Suddenly, with just that short conversation, I was seeing our yard in a different light, a place to be taught and to be observed.
I’d been thinking about doing a ReVista issue on flora and fauna for a long time. As a matter of fact, I’d been collecting newspaper and magazines clips and story notes in a folder called “birds and the bees” for well over two years. Yet, I was surprised when I began to solicit and edited articles how the world of nature opened a multiplicity of perspectives into citizenry, health, globalization, conservation, history and international relations-and even political protest.
I found that the categories I’d created for the articles did not quite do them justice.

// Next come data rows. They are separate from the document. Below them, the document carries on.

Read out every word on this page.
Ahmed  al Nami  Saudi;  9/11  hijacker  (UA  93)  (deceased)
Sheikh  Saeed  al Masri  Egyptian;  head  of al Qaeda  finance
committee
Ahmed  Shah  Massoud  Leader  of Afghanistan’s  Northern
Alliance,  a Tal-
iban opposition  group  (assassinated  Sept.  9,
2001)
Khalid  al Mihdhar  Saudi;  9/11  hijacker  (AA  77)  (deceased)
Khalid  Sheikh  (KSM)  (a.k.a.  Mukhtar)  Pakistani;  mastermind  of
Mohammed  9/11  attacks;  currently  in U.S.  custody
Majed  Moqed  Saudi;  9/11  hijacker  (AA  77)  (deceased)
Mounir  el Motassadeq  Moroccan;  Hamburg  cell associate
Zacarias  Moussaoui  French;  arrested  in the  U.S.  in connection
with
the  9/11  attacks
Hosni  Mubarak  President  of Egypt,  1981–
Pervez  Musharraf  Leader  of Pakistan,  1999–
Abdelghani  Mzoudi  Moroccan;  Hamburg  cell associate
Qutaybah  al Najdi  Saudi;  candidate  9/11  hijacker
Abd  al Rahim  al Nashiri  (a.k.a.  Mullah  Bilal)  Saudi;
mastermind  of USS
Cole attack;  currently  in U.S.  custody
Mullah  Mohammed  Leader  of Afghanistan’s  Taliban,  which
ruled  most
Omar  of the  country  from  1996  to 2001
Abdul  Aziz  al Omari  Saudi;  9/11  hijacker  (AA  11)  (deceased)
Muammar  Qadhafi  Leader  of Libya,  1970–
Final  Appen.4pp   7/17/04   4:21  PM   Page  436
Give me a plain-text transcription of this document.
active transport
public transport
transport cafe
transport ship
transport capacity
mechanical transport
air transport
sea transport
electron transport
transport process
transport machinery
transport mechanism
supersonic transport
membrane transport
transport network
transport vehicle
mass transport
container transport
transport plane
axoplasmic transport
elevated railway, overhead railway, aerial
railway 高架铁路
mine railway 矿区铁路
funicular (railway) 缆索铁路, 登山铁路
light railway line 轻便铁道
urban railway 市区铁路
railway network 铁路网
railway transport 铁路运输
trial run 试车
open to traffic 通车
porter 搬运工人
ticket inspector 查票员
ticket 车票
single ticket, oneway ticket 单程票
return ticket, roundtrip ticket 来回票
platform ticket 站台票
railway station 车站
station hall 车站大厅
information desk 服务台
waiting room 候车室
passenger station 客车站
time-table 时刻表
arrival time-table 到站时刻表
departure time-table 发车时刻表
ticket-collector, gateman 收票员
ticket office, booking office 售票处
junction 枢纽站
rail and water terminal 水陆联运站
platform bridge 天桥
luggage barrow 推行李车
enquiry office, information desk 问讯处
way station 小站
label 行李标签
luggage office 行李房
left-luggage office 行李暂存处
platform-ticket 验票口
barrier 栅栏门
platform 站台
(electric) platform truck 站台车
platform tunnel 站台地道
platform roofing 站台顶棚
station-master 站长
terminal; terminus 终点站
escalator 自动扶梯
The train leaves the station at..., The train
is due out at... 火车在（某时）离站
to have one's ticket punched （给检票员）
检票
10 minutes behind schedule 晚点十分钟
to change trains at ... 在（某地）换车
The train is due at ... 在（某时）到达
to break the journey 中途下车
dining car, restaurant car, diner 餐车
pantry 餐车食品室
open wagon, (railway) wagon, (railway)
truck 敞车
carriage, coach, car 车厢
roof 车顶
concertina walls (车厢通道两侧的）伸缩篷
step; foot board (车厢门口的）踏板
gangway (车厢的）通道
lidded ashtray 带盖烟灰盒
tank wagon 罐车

Perhaps, because the stories deal with nature, their very themes are organic, linking back and forth across countries and disciplines.
I was no longer surprised when I received an e-mail from Connie Rinaldo, Librarian at Harvard’s Museum of Comparative Zoology, with a quotation from Thomas Henry Huxley as part of its return address: “To a person uninstructed in natural history, his country or seaside stroll is a walk through a gallery filled with wonderful works of art, nine-tenths of which have their faces turned to the wall.”
On reading that quote, I understood how much the choice of flora and fauna for the 10th anniversary issue of the David Rockefeller Center for Latin American Studies was more fitting than I had envisioned. I had selected the theme because of David Rockefeller’s interest in entomology; instead, the theme taught me that nature reflects the DRCLAS mission: to increase knowledge of the cultures, economies, histories, environment, and contemporary affairs of Latin America, as well as to foster cooperation and understanding among the peoples of the Americas, and to contribute to democracy, social progress and sustainable development throughout the hemisphere.
As you read the pages of this ReVista, celebrating the 10th anniversary of DRCLAS, I hope the focus on flora and fauna will open up new connections and perspectives about Latin America for you, just as that conversation about trees in our yard now makes every stroll to work a different one for me.